Donald Trump’s reign as US president has been good for the UK economy, according to one the the UK’s top central bankers.

Optimistic financial markets since the Republican candidate won the election back in November has helped the UK economy, said Ben Broadbent, the deputy governor for monetary policy at the Bank of England (BoE).

Trump’s proposed policies, including cutting taxes and boosting US infrastructure spending has seen business confidence rise, as this is set to boost the US economy. This economic plan would probably help global growth, Broadbent told BBC Breakfast, which in turn will have a positive impact on the UK.

In particular, the US Dow Jones share index broke through the 20,000 point barrier in January for the first time ever, as investor confidence grew.

“The world is doing better; the world economy is healthier,” said Broadbent. “We’re a very open economy; we tend to follow global cycles.”

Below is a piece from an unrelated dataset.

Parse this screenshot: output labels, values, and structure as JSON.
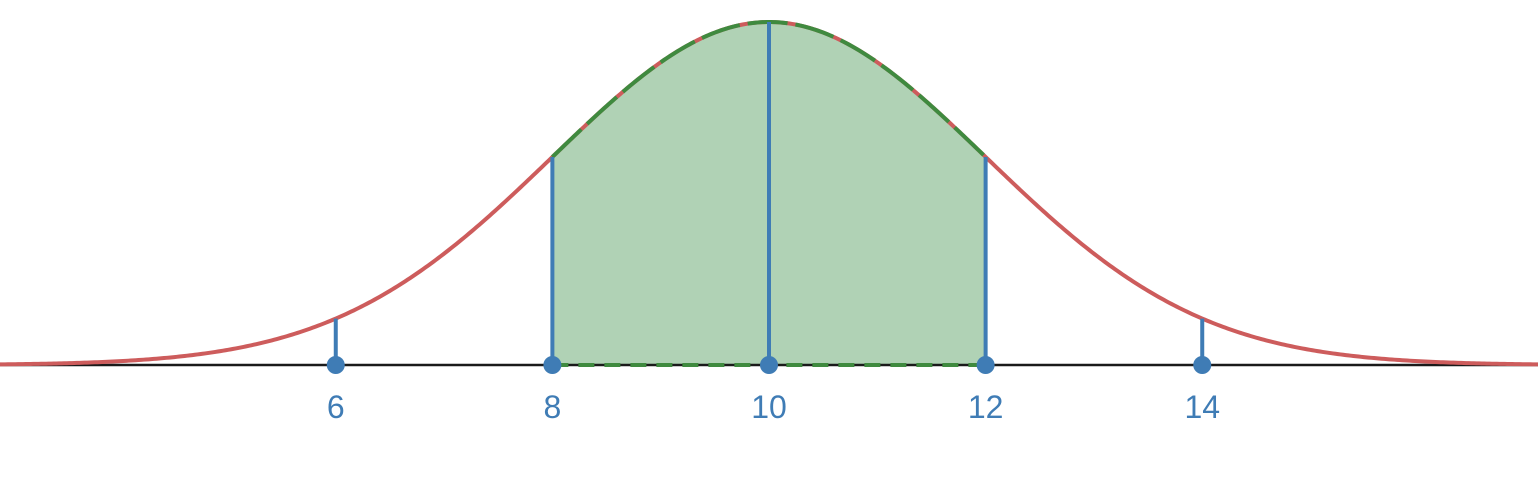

The healthy global outlook led to a positive outlook from the Bank itself yesterday as the growth forecast for the UK economy is up for the next two years.

The BoE expects GDP to rise this year, higher than the 1.4 percent which was previously suggested. In addition, the Monetary Policy Committee unanimously voted to leave UK interest rates unchanged at 0.25 percent.

However, Broadbent suggested caution about some of the policies Trump has proposed during his time in office. He said:

“There are other things the US administration has said that people may worry more about, or have done in some markets.

“And I should say overall that… there’s a lot we have yet to see about the detailed plans, including those for fiscal policy, for government spending and taxes and so forth, so we’ll have to wait and see.”

Other elements of the president’s actions could have a detrimental effect on the economy. Trump’s controversial Muslim travel ban for example could hurt the US startup community which is one of the most valuable in the world.

According to a study by the National Foundation for American Policy, 51 percent of US startups valued at $1bn or more had at least one immigrant founder. When valued together these unicorn companies are worth £168bn.